Marius Botha, managing director of life insurer Stangen, sees lockdown and social distancing having a similar impact on long-term insurance. Ironically, for a company that has been around for more than 80 years, it was also prepared. Recently acquired by short-term insurer King Price, it was in the process of launching King Price Life when the pandemic began.

“We call ourselves a restart-up because the company has been transformed and re-transformed many times, and has been using a direct life insurance model since 2017. When the short-term industry moved towards a direct sales models and even online sales models, it was only a matter of time before the life insurance industry did so. But large insurance companies have seen a slow adoption of direct fulfillment online channels.

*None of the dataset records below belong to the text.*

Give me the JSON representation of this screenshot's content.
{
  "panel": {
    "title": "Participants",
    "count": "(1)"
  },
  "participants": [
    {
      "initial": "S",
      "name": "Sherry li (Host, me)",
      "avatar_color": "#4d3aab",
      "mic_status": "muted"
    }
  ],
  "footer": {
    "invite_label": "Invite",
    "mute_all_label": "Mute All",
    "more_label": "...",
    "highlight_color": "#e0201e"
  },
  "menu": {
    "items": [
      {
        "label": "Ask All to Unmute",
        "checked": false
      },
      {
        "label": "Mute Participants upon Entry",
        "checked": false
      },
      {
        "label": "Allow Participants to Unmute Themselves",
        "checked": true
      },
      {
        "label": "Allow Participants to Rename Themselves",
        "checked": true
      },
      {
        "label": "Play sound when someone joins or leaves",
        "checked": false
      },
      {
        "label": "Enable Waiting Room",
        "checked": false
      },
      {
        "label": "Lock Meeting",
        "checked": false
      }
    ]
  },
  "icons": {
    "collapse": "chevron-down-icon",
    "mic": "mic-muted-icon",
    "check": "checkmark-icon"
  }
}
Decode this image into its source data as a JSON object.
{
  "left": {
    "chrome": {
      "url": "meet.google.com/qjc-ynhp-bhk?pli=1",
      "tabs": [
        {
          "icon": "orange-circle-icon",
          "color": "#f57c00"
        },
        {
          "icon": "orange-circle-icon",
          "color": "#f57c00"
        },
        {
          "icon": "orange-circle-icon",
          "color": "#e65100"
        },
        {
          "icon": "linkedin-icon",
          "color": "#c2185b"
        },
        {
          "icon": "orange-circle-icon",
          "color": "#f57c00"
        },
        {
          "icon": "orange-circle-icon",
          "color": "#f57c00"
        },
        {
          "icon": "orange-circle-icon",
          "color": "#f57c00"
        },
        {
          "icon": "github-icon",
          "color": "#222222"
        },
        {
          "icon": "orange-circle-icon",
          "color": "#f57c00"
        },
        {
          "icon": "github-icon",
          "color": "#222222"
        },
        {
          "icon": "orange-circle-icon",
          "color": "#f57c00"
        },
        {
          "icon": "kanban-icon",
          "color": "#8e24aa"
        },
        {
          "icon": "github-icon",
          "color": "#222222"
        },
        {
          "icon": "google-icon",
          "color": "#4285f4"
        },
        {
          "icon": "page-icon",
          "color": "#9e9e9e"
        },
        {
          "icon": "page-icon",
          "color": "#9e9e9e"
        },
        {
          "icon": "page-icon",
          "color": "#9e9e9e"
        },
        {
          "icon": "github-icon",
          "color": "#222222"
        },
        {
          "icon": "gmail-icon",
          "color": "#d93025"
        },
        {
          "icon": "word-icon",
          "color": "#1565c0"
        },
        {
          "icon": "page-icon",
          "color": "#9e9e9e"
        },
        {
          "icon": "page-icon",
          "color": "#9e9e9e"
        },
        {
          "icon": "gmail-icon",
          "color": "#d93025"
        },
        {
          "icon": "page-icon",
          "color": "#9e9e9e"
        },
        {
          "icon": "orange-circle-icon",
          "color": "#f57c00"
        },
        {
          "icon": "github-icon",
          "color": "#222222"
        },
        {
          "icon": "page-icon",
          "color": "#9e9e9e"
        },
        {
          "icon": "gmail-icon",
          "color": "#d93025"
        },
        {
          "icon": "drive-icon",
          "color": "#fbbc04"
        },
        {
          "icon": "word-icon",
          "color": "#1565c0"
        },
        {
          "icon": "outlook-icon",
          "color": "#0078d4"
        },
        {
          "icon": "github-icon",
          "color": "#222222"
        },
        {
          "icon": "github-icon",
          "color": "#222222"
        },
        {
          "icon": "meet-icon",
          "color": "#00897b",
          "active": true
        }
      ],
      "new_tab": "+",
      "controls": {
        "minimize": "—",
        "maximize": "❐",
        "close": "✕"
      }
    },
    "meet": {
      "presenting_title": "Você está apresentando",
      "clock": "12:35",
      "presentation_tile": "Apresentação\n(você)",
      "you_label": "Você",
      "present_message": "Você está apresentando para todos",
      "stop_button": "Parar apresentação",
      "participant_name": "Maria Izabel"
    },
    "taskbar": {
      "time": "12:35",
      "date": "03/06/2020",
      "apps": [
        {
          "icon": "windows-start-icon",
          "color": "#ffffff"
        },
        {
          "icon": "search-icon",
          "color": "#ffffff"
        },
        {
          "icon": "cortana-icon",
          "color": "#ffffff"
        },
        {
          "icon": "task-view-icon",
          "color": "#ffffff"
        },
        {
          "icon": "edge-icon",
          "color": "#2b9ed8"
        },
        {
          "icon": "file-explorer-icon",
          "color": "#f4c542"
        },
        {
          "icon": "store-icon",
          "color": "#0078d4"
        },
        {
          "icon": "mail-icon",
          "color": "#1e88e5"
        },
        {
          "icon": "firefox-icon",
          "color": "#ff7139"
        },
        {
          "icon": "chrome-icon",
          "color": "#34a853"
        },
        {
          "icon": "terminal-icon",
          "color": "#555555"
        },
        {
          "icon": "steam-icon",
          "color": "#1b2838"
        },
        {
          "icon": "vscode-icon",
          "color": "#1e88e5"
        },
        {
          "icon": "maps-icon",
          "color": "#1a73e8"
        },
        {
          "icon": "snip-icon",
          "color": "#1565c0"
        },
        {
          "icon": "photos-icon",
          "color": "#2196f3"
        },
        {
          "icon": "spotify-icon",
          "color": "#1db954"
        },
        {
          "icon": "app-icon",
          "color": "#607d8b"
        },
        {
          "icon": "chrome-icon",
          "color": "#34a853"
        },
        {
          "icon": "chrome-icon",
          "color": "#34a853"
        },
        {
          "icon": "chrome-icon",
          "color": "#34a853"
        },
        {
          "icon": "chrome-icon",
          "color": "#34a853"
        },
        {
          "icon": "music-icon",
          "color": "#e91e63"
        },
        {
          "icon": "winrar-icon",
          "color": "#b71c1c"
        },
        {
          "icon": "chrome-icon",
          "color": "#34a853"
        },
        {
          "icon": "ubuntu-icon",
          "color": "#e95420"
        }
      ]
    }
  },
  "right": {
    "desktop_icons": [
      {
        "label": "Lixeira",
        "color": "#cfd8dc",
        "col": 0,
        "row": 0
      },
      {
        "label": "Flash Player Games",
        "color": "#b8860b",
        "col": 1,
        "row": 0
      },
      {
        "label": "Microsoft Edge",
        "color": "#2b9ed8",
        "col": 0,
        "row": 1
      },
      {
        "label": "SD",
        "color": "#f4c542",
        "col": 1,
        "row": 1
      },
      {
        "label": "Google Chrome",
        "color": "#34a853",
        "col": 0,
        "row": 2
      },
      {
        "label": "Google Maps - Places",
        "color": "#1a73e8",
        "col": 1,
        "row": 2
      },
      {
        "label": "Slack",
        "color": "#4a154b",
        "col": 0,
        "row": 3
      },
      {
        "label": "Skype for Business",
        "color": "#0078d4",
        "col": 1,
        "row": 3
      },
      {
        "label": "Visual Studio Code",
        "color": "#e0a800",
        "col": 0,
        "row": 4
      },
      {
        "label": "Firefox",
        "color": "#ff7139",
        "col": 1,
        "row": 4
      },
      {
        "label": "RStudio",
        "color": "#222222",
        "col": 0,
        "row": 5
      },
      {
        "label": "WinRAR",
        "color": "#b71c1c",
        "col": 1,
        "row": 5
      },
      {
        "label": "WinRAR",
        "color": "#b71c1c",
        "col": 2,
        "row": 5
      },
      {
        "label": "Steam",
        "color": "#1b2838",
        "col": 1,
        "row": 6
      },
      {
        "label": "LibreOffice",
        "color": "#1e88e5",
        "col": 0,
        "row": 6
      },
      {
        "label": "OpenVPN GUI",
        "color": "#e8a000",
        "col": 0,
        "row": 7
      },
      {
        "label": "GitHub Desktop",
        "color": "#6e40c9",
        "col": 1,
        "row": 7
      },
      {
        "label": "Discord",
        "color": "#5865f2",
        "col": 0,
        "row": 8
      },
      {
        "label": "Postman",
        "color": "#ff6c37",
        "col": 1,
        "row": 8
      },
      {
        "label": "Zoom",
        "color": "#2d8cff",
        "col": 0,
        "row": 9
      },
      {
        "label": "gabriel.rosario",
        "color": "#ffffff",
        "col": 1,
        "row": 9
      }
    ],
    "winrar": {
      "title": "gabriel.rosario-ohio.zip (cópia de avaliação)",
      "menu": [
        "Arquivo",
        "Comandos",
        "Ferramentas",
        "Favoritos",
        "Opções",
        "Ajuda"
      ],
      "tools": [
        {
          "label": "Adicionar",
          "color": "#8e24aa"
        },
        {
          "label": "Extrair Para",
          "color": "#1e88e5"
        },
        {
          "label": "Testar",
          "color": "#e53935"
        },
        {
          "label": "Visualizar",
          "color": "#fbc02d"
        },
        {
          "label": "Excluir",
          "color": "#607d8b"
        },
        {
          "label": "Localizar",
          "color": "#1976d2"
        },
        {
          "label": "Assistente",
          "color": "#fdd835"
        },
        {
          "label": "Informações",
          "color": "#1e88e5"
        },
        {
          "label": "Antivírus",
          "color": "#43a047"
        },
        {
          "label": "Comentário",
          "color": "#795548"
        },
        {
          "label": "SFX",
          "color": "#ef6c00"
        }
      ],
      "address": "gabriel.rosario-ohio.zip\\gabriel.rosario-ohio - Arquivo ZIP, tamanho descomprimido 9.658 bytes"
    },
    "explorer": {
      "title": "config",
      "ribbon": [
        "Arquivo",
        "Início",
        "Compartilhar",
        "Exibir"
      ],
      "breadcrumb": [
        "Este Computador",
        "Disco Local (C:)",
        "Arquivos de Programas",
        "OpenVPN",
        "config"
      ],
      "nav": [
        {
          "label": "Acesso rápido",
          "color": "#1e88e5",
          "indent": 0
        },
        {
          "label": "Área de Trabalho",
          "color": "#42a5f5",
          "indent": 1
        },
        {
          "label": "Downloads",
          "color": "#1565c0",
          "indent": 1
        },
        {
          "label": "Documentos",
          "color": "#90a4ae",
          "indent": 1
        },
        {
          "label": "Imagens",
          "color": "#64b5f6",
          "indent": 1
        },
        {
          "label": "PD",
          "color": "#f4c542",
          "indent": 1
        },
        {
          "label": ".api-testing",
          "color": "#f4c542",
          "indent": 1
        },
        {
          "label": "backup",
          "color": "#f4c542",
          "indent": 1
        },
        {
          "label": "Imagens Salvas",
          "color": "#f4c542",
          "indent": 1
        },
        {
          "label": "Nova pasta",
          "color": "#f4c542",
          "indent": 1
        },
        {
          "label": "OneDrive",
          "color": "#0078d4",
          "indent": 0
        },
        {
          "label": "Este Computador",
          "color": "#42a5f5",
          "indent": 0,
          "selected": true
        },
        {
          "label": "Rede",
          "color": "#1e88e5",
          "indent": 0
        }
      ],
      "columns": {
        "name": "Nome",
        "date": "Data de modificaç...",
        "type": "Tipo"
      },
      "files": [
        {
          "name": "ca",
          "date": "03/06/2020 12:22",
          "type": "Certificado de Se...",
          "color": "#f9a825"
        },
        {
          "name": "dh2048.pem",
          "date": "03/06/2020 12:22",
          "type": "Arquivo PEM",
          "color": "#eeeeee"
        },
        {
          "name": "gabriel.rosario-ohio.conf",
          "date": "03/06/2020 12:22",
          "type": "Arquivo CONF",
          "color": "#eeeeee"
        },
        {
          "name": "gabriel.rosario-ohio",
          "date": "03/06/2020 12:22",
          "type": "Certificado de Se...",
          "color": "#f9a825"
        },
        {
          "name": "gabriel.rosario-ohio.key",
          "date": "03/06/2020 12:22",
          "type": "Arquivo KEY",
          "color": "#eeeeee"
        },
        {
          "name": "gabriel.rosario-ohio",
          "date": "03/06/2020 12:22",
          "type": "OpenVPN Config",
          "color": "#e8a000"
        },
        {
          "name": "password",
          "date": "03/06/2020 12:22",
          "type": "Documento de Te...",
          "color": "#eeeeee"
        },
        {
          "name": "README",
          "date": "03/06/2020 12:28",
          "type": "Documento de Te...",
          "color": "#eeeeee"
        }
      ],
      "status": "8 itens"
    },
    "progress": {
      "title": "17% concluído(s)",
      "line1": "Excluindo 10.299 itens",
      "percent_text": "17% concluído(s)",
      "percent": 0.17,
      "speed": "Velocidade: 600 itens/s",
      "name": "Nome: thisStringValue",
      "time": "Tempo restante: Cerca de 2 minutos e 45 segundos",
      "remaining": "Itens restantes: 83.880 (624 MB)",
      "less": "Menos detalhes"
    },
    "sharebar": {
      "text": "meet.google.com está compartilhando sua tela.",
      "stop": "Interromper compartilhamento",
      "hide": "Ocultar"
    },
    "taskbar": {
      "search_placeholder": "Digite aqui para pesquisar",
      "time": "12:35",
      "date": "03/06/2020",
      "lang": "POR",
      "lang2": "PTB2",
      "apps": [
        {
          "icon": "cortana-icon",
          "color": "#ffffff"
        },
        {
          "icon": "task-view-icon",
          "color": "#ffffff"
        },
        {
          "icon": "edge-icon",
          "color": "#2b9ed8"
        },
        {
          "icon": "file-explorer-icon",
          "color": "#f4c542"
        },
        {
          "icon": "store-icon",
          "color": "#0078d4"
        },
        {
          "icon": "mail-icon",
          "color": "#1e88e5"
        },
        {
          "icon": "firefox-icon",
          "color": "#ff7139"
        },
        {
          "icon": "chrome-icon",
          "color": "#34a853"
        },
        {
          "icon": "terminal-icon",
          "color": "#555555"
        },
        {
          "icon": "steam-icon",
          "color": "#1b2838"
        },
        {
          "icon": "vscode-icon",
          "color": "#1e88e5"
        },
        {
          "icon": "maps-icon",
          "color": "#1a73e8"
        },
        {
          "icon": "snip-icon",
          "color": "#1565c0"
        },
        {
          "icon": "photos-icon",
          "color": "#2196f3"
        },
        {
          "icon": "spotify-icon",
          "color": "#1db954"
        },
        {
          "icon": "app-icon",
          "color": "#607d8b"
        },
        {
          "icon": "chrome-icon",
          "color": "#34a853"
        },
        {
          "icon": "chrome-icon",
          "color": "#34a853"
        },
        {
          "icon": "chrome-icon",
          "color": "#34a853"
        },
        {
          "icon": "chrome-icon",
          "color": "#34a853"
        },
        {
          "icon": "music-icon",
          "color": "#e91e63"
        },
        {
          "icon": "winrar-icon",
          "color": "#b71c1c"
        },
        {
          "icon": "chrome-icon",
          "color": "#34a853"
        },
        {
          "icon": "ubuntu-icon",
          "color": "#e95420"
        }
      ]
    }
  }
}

“It was a market heavily dominated by brokers, which then transitioned into more of a call centre-based model. COVID-19 and the lockdown will start changing those dynamics, so life insurance can also move increasingly towards online sales models. I don’t think that necessarily has to diminish the role of brokers and intermediaries in the advice space. There’s a large need and purpose for advice. But even some of the advice engagement needs to happen online.”

Life insurance is not the same as short-term insurance, however, as so many risk factors come into play. Medical check-ups were a key element of addressing that risk. Doubly ironically, the current health crisis has meant that check-ups increase risk.

“One of the things that was most unexpected for life companies was that the regulator intervened to stop medical tests in the underwriting process,” says Botha. “They specifically asked us to no longer do medical underwriting tests so that the laboratories have capacity to test for COVID-19 instead.

“That is a major disruption for a life company from a sales point of view. Many companies can’t adapt to that, and some of the traditional players still used paper application processes in their broker models. Those brokers couldn’t reach the customer, and then they struggled to get customers to complete the forms.”

Stangen had one advantage: it had been a sister company to African Bank when that company went into curatorship, although it was the one entity in the group that avoided that fate. Nevertheless, it had to reinvent itself.

“As one of the smaller players in the industry, given our history and the need to set ourselves up after the African Bank era, the best way to describe it was innovation through necessity, not design. So we ended up in a position where we had to invest in a new technology stack that was fully integrated front and back end. We wanted to create a cloud-based solution that bolted online direct fulfillment capabilities.

“Pre COVID-19 a large part of sales, about 75%, was all done through call centre assistants. Direct fulfilment, where customers do the full journey on their own, was 25%. Post-lockdown, although it’s obviously early days, we’ve already seen another 10% shift to direct fulfilment compared to the call centre.”

Stangen also found itself well-positioned to operate from staff’s homes, due to all operations being cloud-based. The challenge that then presented itself was addressing medical risk. Here, too, emerging technology came to the rescue. But so did a strategy adopted several years ago.

“When we launched three years ago, we cut out full blood tests in terms of a medical underwriting process, and everything was done through an online health-based questionnaire and then only a small percentage of customers was sent for an HIV test based on a scorecard. When we couldn’t send out the travel nurses to go and do HIV tests, we launched an Express Life product, which cuts out the need for even an HIV test.”

Botha is adamant, however, that Stangen is not a fully digital insurer. Since many find the online process alienating, it also uses SMS marketing and human interaction. The key, he says, is in the customer journey. Where technology facilitates this, it will be embraced.

For example, it is piloting the use of tools like facial recognition software, which allows the patient to take a selfie for identification, as well as verification of age and gender, and even assessment of body mass through analysis of facial features.